Первым поднялся со своего места штаб-ротмистр. Он медленными и мелкими шажками переместился к окну, оглянулся на входную дверь, достал револьвер и отвёл руку с ним себе за спину. Далее он проделал тот же приём с отведением руки, но уже в противуположном порядке и …чему-то улыбнулся. После чего, он согласно закивал головою каким-то своим мыслям, и уже нормальным шагом вернулся к своему креслу.

            А у помещика было намного меньше действий. Он попросту пересел в кресло, кое занимал господин Толмачёв. Пересел и затих, глядя на только что оставленное собственное кресло.

               Не могу себе представить, для каких таких воспоминаний обоим господам понадобилось вставать и перемещаться? Это новейший способ заставить работать голову, стоящий на втором месте после сморщивания лба?

          Но, как бы там ни было, и как бы мы не сыпали остротами в адрес тех пресловутых способов, уже совсем скоро Кирилла Антонович поднял указующий перст и, то ли пригрозил им другу, то ли весьма старательно обращал на себя внимание, сопровождая сие словами.

--Модест Павлович, вообразите себе, я припомнил! Знаете, что такого важного сказал Александр Игнатьевич?

--Что у вас … нет, у нас, есть четыре безопасных дня.

--Именно! – Радостно воскликнул помещик, - безопасных четыре дня! Спасибо всем, кто был нам в помощь! Мы вспомнили!

--Это тем более замечательно, - тихо и медленно промолвил господин Фсио,- что о таковых ваших способностях мне и толковал советник.
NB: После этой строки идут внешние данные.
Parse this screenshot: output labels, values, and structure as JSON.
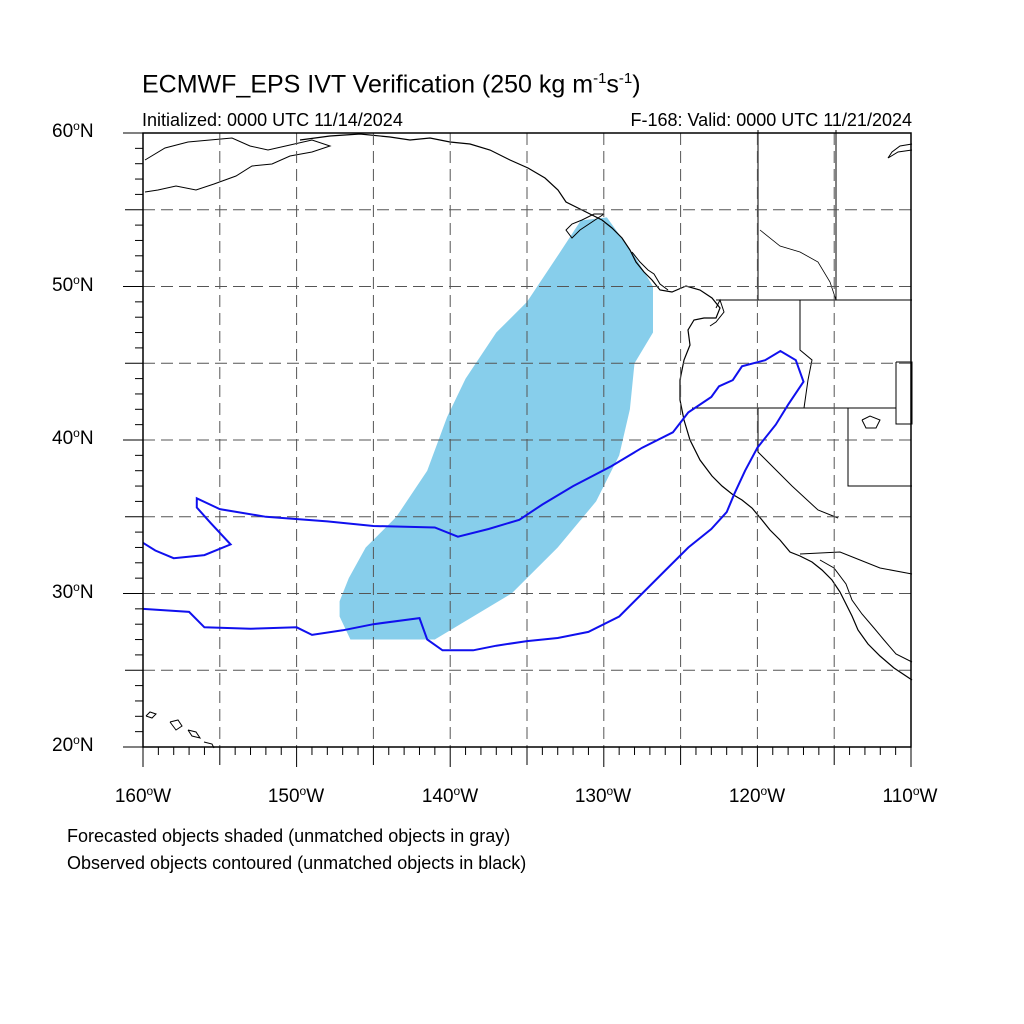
{
  "map": {
    "title_text": "ECMWF_EPS IVT Verification (250 kg m",
    "title_exp1": "-1",
    "title_mid": "s",
    "title_exp2": "-1",
    "title_end": ")",
    "initialized": "Initialized: 0000 UTC 11/14/2024",
    "valid": "F-168: Valid: 0000 UTC 11/21/2024",
    "extent": {
      "lon": [
        -160,
        -110
      ],
      "lat": [
        20,
        60
      ]
    },
    "lat_labels": [
      {
        "num": "60",
        "hemi": "N"
      },
      {
        "num": "50",
        "hemi": "N"
      },
      {
        "num": "40",
        "hemi": "N"
      },
      {
        "num": "30",
        "hemi": "N"
      },
      {
        "num": "20",
        "hemi": "N"
      }
    ],
    "lon_labels": [
      {
        "num": "160",
        "hemi": "W"
      },
      {
        "num": "150",
        "hemi": "W"
      },
      {
        "num": "140",
        "hemi": "W"
      },
      {
        "num": "130",
        "hemi": "W"
      },
      {
        "num": "120",
        "hemi": "W"
      },
      {
        "num": "110",
        "hemi": "W"
      }
    ],
    "gridlines": "dashed, every 5 degrees",
    "forecast_color": "#87ceeb",
    "observed_color": "#1010ee",
    "coast_color": "#000000",
    "note1": "Forecasted objects shaded (unmatched objects in gray)",
    "note2": "Observed objects contoured (unmatched objects in black)"
  },
  "objects": {
    "forecast_shaded": [
      [
        -146.5,
        27.0
      ],
      [
        -141.0,
        27.0
      ],
      [
        -136.0,
        30.0
      ],
      [
        -133.0,
        33.0
      ],
      [
        -130.5,
        36.0
      ],
      [
        -129.0,
        39.0
      ],
      [
        -128.3,
        42.0
      ],
      [
        -128.0,
        45.0
      ],
      [
        -126.8,
        47.0
      ],
      [
        -126.8,
        50.0
      ],
      [
        -128.0,
        52.0
      ],
      [
        -129.8,
        54.5
      ],
      [
        -131.5,
        54.3
      ],
      [
        -133.0,
        52.0
      ],
      [
        -135.0,
        49.0
      ],
      [
        -137.0,
        47.0
      ],
      [
        -139.0,
        44.0
      ],
      [
        -140.2,
        41.5
      ],
      [
        -141.5,
        38.0
      ],
      [
        -143.5,
        35.0
      ],
      [
        -145.5,
        33.0
      ],
      [
        -146.6,
        31.0
      ],
      [
        -147.2,
        29.5
      ],
      [
        -147.2,
        28.5
      ],
      [
        -146.5,
        27.0
      ]
    ],
    "observed_contours": [
      [
        [
          -160.0,
          29.0
        ],
        [
          -157.0,
          28.8
        ],
        [
          -156.0,
          27.8
        ],
        [
          -153.0,
          27.7
        ],
        [
          -150.0,
          27.8
        ],
        [
          -149.0,
          27.3
        ],
        [
          -147.0,
          27.6
        ],
        [
          -145.0,
          28.0
        ],
        [
          -142.0,
          28.4
        ],
        [
          -141.5,
          27.0
        ],
        [
          -140.5,
          26.3
        ],
        [
          -138.5,
          26.3
        ],
        [
          -137.0,
          26.6
        ],
        [
          -135.0,
          26.9
        ],
        [
          -133.0,
          27.1
        ],
        [
          -131.0,
          27.5
        ],
        [
          -129.0,
          28.5
        ],
        [
          -127.5,
          30.0
        ],
        [
          -126.0,
          31.5
        ],
        [
          -124.5,
          33.0
        ],
        [
          -123.0,
          34.2
        ],
        [
          -122.0,
          35.3
        ],
        [
          -121.5,
          36.5
        ],
        [
          -120.8,
          38.0
        ],
        [
          -120.0,
          39.5
        ],
        [
          -118.8,
          41.0
        ],
        [
          -118.0,
          42.3
        ],
        [
          -117.0,
          43.8
        ],
        [
          -117.5,
          45.2
        ],
        [
          -118.5,
          45.8
        ],
        [
          -119.5,
          45.2
        ],
        [
          -121.0,
          44.8
        ],
        [
          -121.6,
          43.9
        ],
        [
          -122.5,
          43.5
        ],
        [
          -123.0,
          42.8
        ],
        [
          -124.5,
          41.8
        ],
        [
          -125.5,
          40.5
        ],
        [
          -127.5,
          39.5
        ],
        [
          -129.5,
          38.3
        ],
        [
          -132.0,
          37.0
        ],
        [
          -134.0,
          35.8
        ],
        [
          -135.5,
          34.8
        ],
        [
          -137.5,
          34.2
        ],
        [
          -139.5,
          33.7
        ],
        [
          -141.0,
          34.3
        ],
        [
          -145.0,
          34.4
        ],
        [
          -148.0,
          34.7
        ],
        [
          -152.0,
          35.0
        ],
        [
          -155.0,
          35.5
        ],
        [
          -156.5,
          36.2
        ],
        [
          -156.5,
          35.6
        ],
        [
          -155.6,
          34.6
        ],
        [
          -154.3,
          33.2
        ],
        [
          -156.0,
          32.5
        ],
        [
          -158.0,
          32.3
        ],
        [
          -159.2,
          32.8
        ],
        [
          -160.0,
          33.3
        ]
      ]
    ]
  }
}
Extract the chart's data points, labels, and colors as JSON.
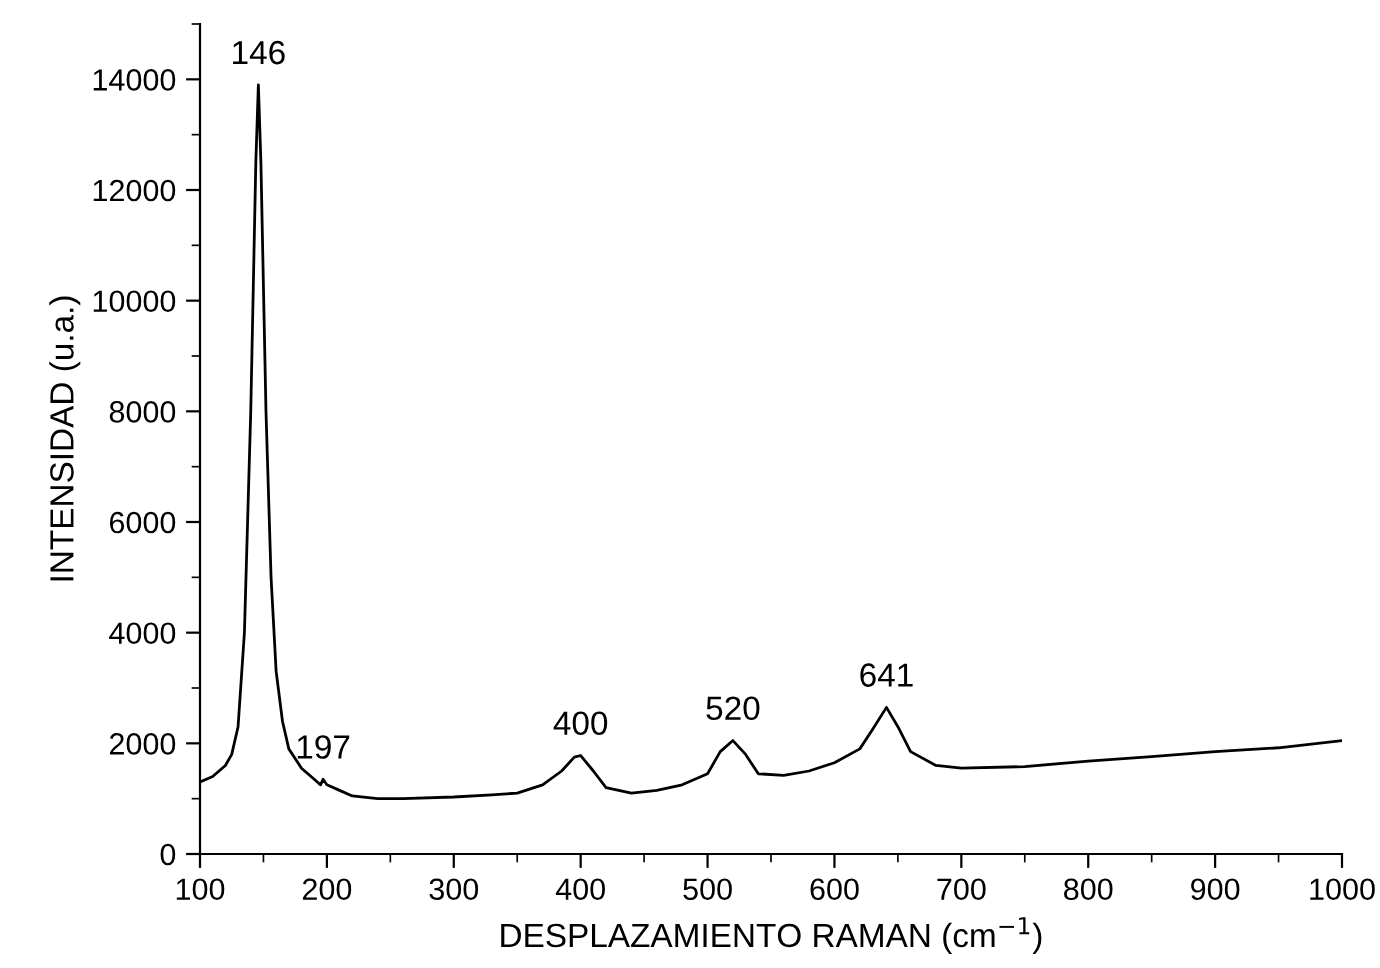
{
  "chart_data": {
    "type": "line",
    "xlabel": "DESPLAZAMIENTO RAMAN (cm$^{−1}$)",
    "ylabel": "INTENSIDAD (u.a.)",
    "x": [
      100,
      110,
      120,
      125,
      130,
      135,
      140,
      144,
      146,
      148,
      152,
      156,
      160,
      165,
      170,
      180,
      190,
      195,
      197,
      200,
      210,
      220,
      240,
      260,
      300,
      330,
      350,
      370,
      385,
      395,
      400,
      410,
      420,
      440,
      460,
      480,
      500,
      510,
      520,
      530,
      540,
      560,
      580,
      600,
      620,
      630,
      641,
      650,
      660,
      680,
      700,
      750,
      800,
      850,
      900,
      950,
      1000
    ],
    "series": [
      {
        "color": "#000000",
        "values": [
          1300,
          1400,
          1600,
          1800,
          2300,
          4000,
          8000,
          12500,
          13900,
          12500,
          8000,
          5000,
          3300,
          2400,
          1900,
          1550,
          1350,
          1250,
          1350,
          1250,
          1150,
          1050,
          1000,
          1000,
          1030,
          1070,
          1100,
          1250,
          1500,
          1750,
          1780,
          1500,
          1200,
          1100,
          1150,
          1250,
          1450,
          1850,
          2050,
          1800,
          1450,
          1420,
          1500,
          1650,
          1900,
          2250,
          2650,
          2300,
          1850,
          1600,
          1550,
          1580,
          1680,
          1760,
          1850,
          1920,
          2050
        ]
      }
    ],
    "xlim": [
      100,
      1000
    ],
    "xticks": [
      100,
      200,
      300,
      400,
      500,
      600,
      700,
      800,
      900,
      1000
    ],
    "ylim": [
      0,
      15000
    ],
    "yticks": [
      0,
      2000,
      4000,
      6000,
      8000,
      10000,
      12000,
      14000
    ],
    "annotations": [
      {
        "text": "146",
        "x": 146,
        "y": 13900
      },
      {
        "text": "197",
        "x": 197,
        "y": 1350
      },
      {
        "text": "400",
        "x": 400,
        "y": 1780
      },
      {
        "text": "520",
        "x": 520,
        "y": 2050
      },
      {
        "text": "641",
        "x": 641,
        "y": 2650
      }
    ],
    "grid": false,
    "legend": false,
    "marker": "none",
    "line_style": "solid"
  }
}
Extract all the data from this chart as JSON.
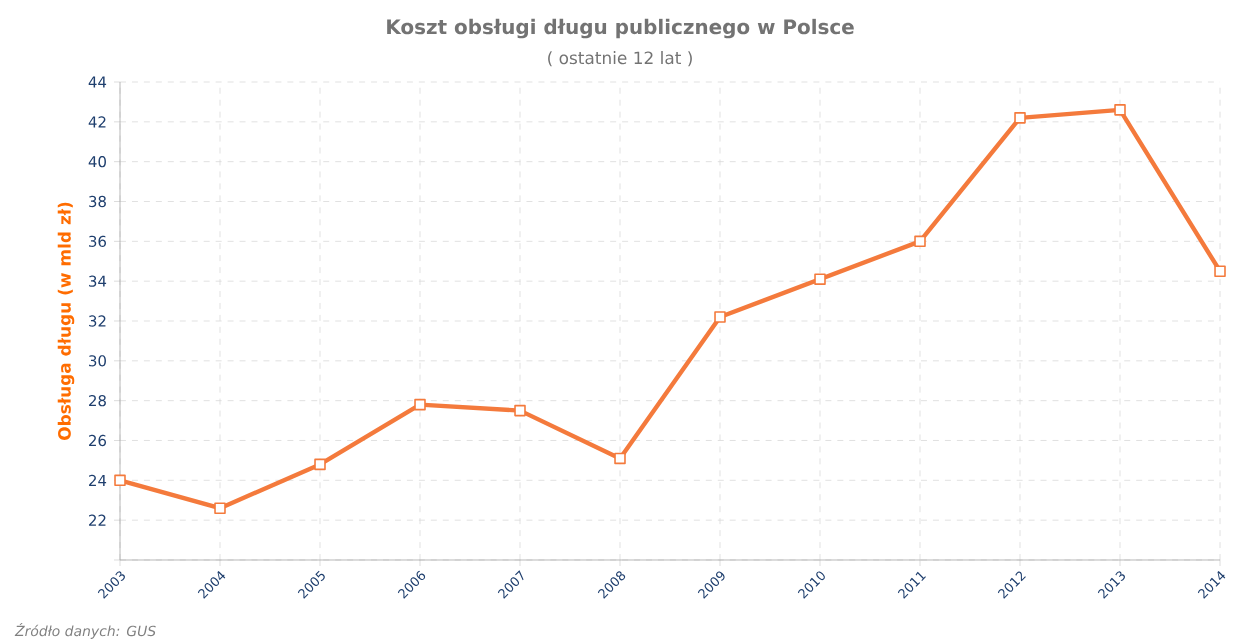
{
  "chart_data": {
    "type": "line",
    "title": "Koszt obsługi długu publicznego w Polsce",
    "subtitle": "( ostatnie 12 lat )",
    "ylabel": "Obsługa długu (w mld zł)",
    "x": [
      2003,
      2004,
      2005,
      2006,
      2007,
      2008,
      2009,
      2010,
      2011,
      2012,
      2013,
      2014
    ],
    "series": [
      {
        "color": "#f47a3c",
        "values": [
          24.0,
          22.6,
          24.8,
          27.8,
          27.5,
          25.1,
          32.2,
          34.1,
          36.0,
          42.2,
          42.6,
          34.5
        ]
      }
    ],
    "xlim": [
      2003,
      2014
    ],
    "xticks": [
      2003,
      2004,
      2005,
      2006,
      2007,
      2008,
      2009,
      2010,
      2011,
      2012,
      2013,
      2014
    ],
    "ylim": [
      20,
      44
    ],
    "yticks": [
      {
        "value": 20,
        "label": null
      },
      22,
      24,
      26,
      28,
      30,
      32,
      34,
      36,
      38,
      40,
      42,
      44
    ],
    "grid": true,
    "marker": "square",
    "line_style": "solid",
    "annotations": [
      "Źródło danych: GUS"
    ]
  }
}
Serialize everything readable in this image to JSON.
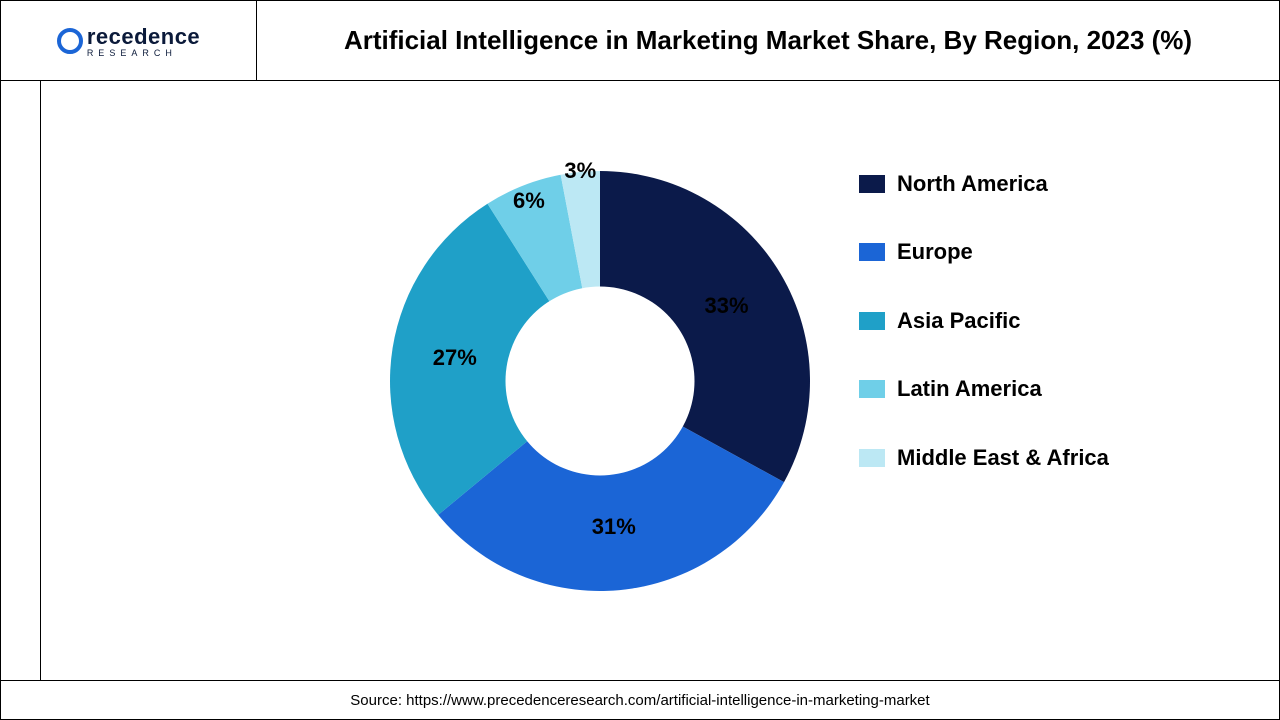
{
  "logo": {
    "main": "recedence",
    "sub": "RESEARCH",
    "ring_color": "#1b65d6",
    "text_color": "#0b1a3a"
  },
  "title": "Artificial Intelligence in Marketing Market Share, By Region, 2023 (%)",
  "chart": {
    "type": "donut",
    "inner_radius_ratio": 0.45,
    "background": "#ffffff",
    "label_fontsize": 22,
    "label_color": "#000000",
    "slices": [
      {
        "label": "North America",
        "value": 33,
        "color": "#0b1a4a",
        "display": "33%"
      },
      {
        "label": "Europe",
        "value": 31,
        "color": "#1b65d6",
        "display": "31%"
      },
      {
        "label": "Asia Pacific",
        "value": 27,
        "color": "#1fa0c8",
        "display": "27%"
      },
      {
        "label": "Latin America",
        "value": 6,
        "color": "#6fcfe8",
        "display": "6%"
      },
      {
        "label": "Middle East & Africa",
        "value": 3,
        "color": "#bce8f4",
        "display": "3%"
      }
    ]
  },
  "legend": {
    "fontsize": 22,
    "fontweight": "bold",
    "text_color": "#000000"
  },
  "source": "Source: https://www.precedenceresearch.com/artificial-intelligence-in-marketing-market"
}
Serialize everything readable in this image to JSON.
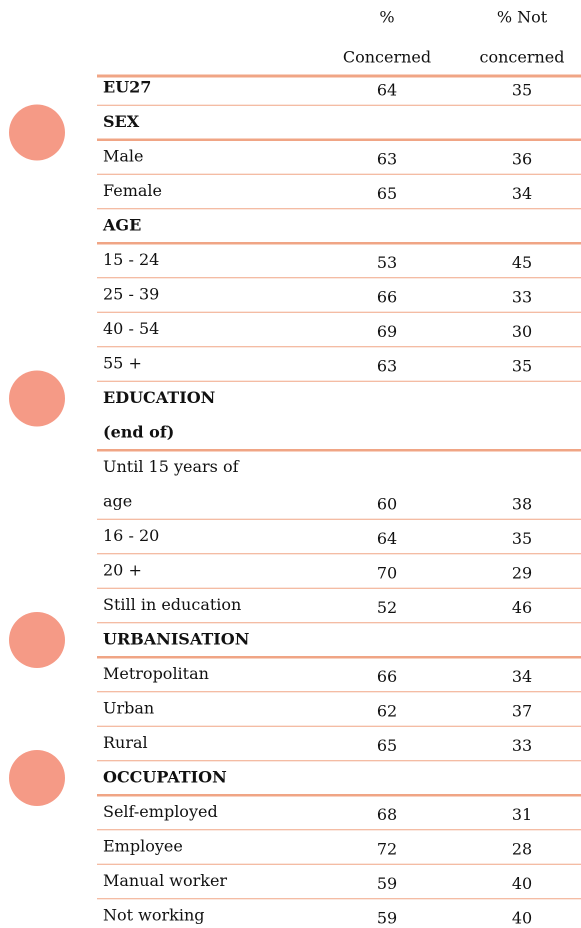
{
  "table": {
    "header": {
      "concerned": [
        "%",
        "Concerned"
      ],
      "not_concerned": [
        "% Not",
        "concerned"
      ]
    },
    "total": {
      "label": [
        "EU27"
      ],
      "concerned": 64,
      "not_concerned": 35
    },
    "sections": [
      {
        "title": [
          "SEX"
        ],
        "rows": [
          {
            "label": [
              "Male"
            ],
            "concerned": 63,
            "not_concerned": 36
          },
          {
            "label": [
              "Female"
            ],
            "concerned": 65,
            "not_concerned": 34
          }
        ]
      },
      {
        "title": [
          "AGE"
        ],
        "rows": [
          {
            "label": [
              "15 - 24"
            ],
            "concerned": 53,
            "not_concerned": 45
          },
          {
            "label": [
              "25 - 39"
            ],
            "concerned": 66,
            "not_concerned": 33
          },
          {
            "label": [
              "40 - 54"
            ],
            "concerned": 69,
            "not_concerned": 30
          },
          {
            "label": [
              "55 +"
            ],
            "concerned": 63,
            "not_concerned": 35
          }
        ]
      },
      {
        "title": [
          "EDUCATION",
          "(end of)"
        ],
        "rows": [
          {
            "label": [
              "Until 15 years of",
              "age"
            ],
            "concerned": 60,
            "not_concerned": 38
          },
          {
            "label": [
              "16 - 20"
            ],
            "concerned": 64,
            "not_concerned": 35
          },
          {
            "label": [
              "20 +"
            ],
            "concerned": 70,
            "not_concerned": 29
          },
          {
            "label": [
              "Still in education"
            ],
            "concerned": 52,
            "not_concerned": 46
          }
        ]
      },
      {
        "title": [
          "URBANISATION"
        ],
        "rows": [
          {
            "label": [
              "Metropolitan"
            ],
            "concerned": 66,
            "not_concerned": 34
          },
          {
            "label": [
              "Urban"
            ],
            "concerned": 62,
            "not_concerned": 37
          },
          {
            "label": [
              "Rural"
            ],
            "concerned": 65,
            "not_concerned": 33
          }
        ]
      },
      {
        "title": [
          "OCCUPATION"
        ],
        "rows": [
          {
            "label": [
              "Self-employed"
            ],
            "concerned": 68,
            "not_concerned": 31
          },
          {
            "label": [
              "Employee"
            ],
            "concerned": 72,
            "not_concerned": 28
          },
          {
            "label": [
              "Manual worker"
            ],
            "concerned": 59,
            "not_concerned": 40
          },
          {
            "label": [
              "Not working"
            ],
            "concerned": 59,
            "not_concerned": 40
          }
        ]
      }
    ]
  }
}
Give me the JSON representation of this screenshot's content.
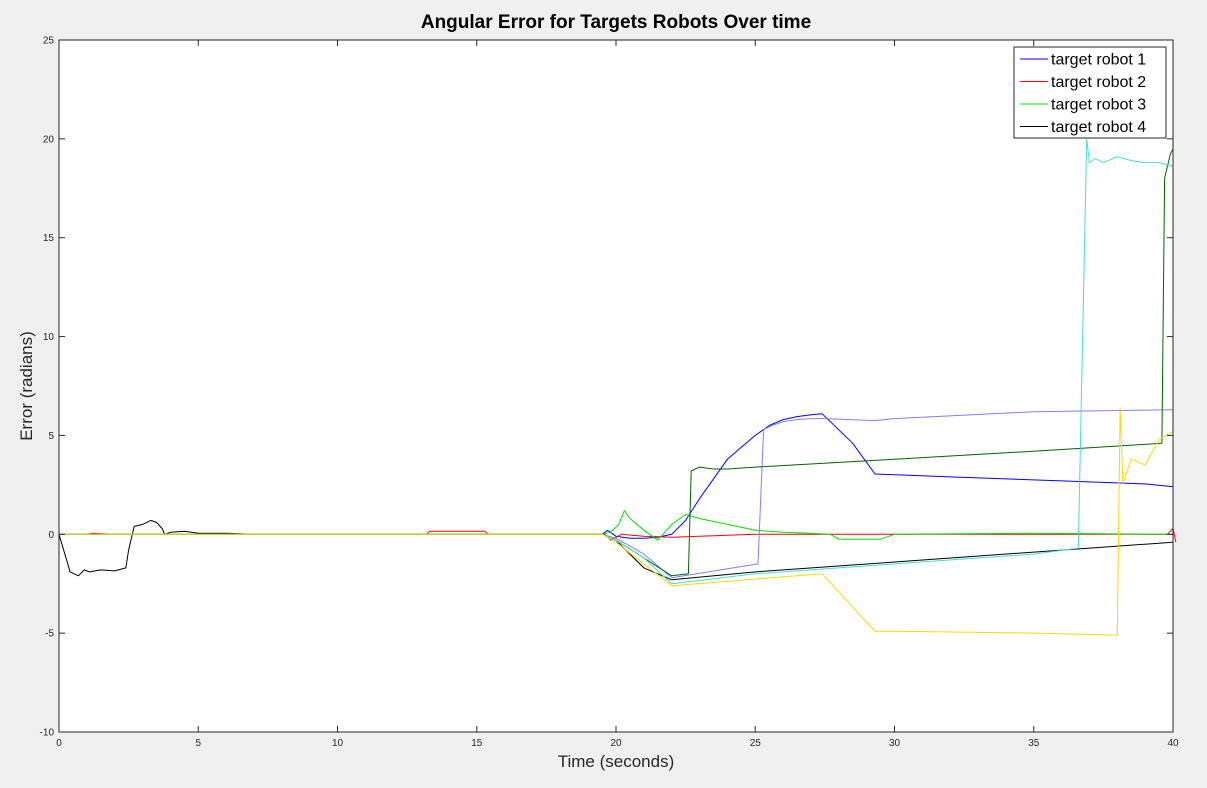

Вместе вы способны на многое. Признаюсь, что воспринял я его слова о вас, как преувеличенные. Рад, что ошибся! И, тем не менее, вынужден сказать, что расстроен.

            Раньше бы, вы, читатель, это уж и сами знаете, раньше бы Кирилла Антонович вспыхнул бы полемической страстию под мало одобрительное молчание Модеста Павловича. Но, то раньше. Теперь же всё было иначе. Друзья молчали и слушали спокойно и, даже, соблюдая некую расслабленность в позе, внимая словам Андрея Андреевича.

              --Из упомянутых четырёх суток, сколько вы в пустую истратили времени? А мне ещё предстоит ответить на вопросы господина Ляцких, на разрешение коих он станет всячески настаивать. А посему, смею вам преподать первый закон, обязательный к безусловному запоминанию. Время, господа, никогда и ни для чего не приходит. Время всегда уходит. Время уходит навсегда. Не сделав сей закон основой собственного мироощущения, вы, господа, потеряете настоящее, в коем и надлежит постоянно пребывать. В иной ситуации я бы более пространно растолковал бы вам такое высказывание, преподнося его вам, как намёк. Но, то в иной ситуации. А в этой я даю вам ЗАКОН!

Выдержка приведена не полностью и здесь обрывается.